No, the government buying its own debt is a very famous accounting trick designed to create more money in the economy. This act is the basis of the fractional reserve system, which in turn is the basis of all modern money.
The Federal Reserve bank buys bonds from bondholders (either newly issued bonds from the government or bonds from my safe deposit box). And in return it puts money in a bank account. Where does the money come from? It is just numbers in a database. The Fed just edits the database. Only the central government, which controls the currency, has the power to create money out of thin air in this way, but that power is very important.
(In other times, when the economy is really hot and inflation is soaring and we need to cool down, the Fed does the opposite: It raises interest rates, which causes people to want to buy bonds to get more interest, which causes people to spend their cash for those bonds. And, as each bond is bought, the Fed just erases the cash from bank accounts. The money vanishes! Remember, money is just a score in a game, the game of "keeping the economy working so that people can eat". It's not made of metal or anything. That was the old way, the way that didn't work.)
You can't get the same effect by selling bonds to England, because then England will pay for the bonds in dollars, and England can't create dollars. They have to buy dollars with pounds. So the total supply of dollars in the world would remain constant, which is not the point of this exercise.
(Now if I really understood econ we could go on to talk about why this little exercise might not work this time, about the "liquidity trap" and the "zero lower bound". But my time is up.)
This could also reflect a lack of faith in other governments rather than faith in the US government.
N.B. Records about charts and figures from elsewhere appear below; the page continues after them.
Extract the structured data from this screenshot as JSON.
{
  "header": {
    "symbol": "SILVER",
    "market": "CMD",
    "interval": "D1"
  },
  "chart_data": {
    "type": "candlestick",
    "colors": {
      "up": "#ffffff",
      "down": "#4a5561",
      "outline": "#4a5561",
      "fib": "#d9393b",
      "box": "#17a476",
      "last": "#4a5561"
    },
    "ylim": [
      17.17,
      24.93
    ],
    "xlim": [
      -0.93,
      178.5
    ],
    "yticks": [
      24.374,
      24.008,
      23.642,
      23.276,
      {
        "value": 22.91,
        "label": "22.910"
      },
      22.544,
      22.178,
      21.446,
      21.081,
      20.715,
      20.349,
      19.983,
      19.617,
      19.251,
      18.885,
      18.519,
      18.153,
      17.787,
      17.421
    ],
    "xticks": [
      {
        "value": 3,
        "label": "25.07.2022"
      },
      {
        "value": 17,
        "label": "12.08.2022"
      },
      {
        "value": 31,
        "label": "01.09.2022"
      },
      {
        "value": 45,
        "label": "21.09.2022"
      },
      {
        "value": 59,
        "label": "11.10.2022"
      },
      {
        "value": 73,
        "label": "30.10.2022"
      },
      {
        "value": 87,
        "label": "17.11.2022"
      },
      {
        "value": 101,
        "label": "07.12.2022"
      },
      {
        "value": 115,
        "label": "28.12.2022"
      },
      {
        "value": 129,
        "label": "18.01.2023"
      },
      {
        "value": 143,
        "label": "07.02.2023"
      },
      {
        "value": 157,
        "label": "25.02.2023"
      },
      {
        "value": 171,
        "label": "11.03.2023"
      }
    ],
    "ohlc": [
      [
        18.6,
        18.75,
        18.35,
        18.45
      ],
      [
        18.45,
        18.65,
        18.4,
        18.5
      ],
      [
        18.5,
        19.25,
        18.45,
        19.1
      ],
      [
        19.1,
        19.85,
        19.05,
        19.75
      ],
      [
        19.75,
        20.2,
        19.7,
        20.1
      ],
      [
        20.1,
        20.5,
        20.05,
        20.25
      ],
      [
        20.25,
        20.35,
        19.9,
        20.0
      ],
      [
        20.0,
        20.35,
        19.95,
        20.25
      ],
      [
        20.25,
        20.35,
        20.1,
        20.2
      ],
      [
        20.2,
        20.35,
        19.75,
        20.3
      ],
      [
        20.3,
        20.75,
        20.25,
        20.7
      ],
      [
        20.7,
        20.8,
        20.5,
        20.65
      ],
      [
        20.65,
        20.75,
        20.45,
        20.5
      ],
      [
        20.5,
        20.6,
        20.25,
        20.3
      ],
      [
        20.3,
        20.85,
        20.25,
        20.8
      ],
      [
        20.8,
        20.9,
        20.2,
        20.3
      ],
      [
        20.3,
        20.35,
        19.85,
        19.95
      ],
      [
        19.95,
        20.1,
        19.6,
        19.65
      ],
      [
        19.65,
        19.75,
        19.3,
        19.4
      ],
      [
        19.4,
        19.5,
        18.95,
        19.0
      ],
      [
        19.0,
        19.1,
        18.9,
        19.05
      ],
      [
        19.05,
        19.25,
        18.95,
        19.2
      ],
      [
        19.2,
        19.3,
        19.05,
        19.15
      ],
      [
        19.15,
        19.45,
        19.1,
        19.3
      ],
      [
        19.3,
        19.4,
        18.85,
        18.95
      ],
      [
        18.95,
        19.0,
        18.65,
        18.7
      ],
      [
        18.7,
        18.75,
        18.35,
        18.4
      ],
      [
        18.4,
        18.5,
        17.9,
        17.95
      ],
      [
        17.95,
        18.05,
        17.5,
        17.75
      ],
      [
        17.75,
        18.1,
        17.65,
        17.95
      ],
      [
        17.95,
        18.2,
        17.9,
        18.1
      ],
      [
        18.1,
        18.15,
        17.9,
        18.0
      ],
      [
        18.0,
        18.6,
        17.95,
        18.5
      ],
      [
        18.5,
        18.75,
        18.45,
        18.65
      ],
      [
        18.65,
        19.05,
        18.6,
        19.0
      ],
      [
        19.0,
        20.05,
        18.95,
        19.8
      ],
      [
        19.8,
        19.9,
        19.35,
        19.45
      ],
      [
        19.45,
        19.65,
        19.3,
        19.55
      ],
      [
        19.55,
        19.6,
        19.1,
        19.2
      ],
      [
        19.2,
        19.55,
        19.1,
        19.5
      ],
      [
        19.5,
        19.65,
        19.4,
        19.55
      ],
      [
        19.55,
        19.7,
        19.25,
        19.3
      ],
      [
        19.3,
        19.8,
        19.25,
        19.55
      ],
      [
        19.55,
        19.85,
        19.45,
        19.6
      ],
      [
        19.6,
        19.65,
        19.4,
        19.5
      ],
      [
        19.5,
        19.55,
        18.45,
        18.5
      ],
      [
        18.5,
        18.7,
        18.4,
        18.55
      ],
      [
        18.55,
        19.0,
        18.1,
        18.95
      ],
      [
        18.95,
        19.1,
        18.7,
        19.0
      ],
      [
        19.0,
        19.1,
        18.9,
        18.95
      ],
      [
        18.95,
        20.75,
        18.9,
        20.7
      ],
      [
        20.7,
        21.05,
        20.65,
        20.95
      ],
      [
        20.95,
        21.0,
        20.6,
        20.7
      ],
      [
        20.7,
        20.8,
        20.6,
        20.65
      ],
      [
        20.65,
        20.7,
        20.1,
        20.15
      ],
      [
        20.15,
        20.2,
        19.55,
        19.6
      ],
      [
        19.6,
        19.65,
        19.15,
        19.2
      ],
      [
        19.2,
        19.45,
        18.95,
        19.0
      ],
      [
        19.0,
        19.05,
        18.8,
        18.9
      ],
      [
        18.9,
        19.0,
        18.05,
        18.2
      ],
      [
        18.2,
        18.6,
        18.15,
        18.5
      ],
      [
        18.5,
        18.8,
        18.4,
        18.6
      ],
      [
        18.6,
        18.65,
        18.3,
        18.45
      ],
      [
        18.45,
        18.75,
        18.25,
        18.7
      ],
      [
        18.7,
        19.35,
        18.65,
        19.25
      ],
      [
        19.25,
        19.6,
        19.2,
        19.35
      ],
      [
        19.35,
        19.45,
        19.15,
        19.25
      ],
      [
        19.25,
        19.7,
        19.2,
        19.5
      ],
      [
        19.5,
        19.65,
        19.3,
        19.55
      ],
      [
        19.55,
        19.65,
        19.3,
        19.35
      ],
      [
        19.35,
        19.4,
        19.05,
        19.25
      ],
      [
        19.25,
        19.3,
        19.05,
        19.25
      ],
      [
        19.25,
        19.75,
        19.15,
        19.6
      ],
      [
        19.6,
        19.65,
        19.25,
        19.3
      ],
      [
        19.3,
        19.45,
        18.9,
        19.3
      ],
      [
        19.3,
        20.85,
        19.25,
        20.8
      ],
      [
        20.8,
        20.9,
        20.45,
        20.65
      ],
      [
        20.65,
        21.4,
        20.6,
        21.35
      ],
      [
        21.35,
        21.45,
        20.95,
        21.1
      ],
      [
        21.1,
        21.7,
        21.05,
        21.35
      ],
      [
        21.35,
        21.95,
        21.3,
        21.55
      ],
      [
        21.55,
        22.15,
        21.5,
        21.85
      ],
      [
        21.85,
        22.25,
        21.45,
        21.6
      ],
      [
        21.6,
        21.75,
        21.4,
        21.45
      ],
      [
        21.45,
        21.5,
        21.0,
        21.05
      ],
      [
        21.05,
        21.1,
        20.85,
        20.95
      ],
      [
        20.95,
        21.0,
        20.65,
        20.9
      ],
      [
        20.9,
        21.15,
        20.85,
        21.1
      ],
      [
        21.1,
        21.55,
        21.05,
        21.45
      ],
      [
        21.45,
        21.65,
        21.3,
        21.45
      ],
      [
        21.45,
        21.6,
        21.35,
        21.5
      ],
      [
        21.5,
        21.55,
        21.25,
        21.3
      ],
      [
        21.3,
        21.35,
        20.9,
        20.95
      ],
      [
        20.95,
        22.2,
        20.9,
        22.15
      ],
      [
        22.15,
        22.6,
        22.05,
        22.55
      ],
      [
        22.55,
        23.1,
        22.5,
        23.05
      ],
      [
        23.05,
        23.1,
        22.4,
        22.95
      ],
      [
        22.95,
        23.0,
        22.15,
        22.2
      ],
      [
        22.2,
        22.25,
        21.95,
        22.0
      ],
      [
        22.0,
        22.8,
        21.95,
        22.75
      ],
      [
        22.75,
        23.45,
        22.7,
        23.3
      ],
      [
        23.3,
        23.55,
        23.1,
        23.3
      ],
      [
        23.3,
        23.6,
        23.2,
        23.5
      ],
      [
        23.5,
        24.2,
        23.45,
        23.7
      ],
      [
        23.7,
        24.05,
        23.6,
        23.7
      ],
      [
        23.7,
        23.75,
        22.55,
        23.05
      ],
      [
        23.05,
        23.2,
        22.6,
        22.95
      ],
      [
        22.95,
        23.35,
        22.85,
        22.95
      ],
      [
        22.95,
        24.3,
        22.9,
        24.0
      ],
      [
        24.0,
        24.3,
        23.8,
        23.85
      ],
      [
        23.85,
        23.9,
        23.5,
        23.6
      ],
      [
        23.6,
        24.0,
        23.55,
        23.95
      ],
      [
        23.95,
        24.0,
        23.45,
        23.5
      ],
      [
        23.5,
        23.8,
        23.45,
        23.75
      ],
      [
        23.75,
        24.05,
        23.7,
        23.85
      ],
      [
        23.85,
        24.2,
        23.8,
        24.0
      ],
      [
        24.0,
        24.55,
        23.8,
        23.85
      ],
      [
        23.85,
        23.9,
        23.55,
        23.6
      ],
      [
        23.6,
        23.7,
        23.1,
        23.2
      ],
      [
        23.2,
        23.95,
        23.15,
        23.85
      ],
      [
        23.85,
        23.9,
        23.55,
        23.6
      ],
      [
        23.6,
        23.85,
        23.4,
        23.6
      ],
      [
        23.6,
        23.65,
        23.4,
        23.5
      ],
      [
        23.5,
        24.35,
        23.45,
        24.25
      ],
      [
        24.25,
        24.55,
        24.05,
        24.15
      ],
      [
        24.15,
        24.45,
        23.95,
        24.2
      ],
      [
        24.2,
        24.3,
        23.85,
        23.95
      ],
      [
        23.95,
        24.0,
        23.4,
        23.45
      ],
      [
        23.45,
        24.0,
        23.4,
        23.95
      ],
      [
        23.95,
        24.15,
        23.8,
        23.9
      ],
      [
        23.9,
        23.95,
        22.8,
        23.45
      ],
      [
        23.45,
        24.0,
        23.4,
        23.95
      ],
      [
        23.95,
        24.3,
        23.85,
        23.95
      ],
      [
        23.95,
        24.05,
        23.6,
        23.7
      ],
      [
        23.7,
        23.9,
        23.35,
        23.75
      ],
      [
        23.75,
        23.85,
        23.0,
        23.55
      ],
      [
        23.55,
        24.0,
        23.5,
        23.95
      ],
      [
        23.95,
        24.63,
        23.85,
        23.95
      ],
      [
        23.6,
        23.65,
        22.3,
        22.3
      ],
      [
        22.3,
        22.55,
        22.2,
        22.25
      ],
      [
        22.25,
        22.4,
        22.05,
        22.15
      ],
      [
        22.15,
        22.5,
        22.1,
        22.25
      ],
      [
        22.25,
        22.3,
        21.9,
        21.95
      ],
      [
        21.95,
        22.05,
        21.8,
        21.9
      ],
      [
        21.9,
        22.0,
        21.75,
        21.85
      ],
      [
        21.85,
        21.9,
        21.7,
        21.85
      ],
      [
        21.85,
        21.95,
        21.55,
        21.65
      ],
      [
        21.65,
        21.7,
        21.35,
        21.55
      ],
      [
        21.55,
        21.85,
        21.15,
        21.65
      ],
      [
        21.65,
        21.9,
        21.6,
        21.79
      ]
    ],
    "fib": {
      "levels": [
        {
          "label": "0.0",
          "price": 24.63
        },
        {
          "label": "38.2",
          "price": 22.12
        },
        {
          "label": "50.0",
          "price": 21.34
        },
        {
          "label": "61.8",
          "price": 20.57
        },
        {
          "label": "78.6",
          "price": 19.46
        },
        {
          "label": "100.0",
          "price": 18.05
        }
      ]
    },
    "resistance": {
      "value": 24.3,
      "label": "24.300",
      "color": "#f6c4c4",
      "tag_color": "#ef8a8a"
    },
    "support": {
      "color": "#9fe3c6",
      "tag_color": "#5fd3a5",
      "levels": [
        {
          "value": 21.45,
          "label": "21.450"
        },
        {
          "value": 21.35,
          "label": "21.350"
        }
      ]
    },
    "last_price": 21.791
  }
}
If assorted European debt became 10x more risky but US debt only became 5x more risky, that would cause a flight into US debt.
Interest rates reflect relative opportunities, not absolute value.
The fact that the US is seen as a better investment than, say, China, does not tell you that the US is a good investment.
> "zero lower bound".
0 is not a lower bound for interest rates. You can loan someone $100 today in return for $90 in ten years.
If you're trying to get folks to do something with the money that they borrowed, there are other levers. Or, you could just loan it to different people.
By the way, this is not just my opinion. Conservative economist Tyler Cowen (who teaches at GMU) also thinks that a little inflation would be helpful: http://www.nytimes.com/2009/08/02/business/economy/02view.ht...
If the money is coming from mortgage investments, I don't believe this action is actually increasing the money supply. Knowing the complexities of the Fed, though, I could certainly be wrong.
On a side note, man, there's alot of sheeples on this board. Do you all like get up early in the morning to go to work and get robbed?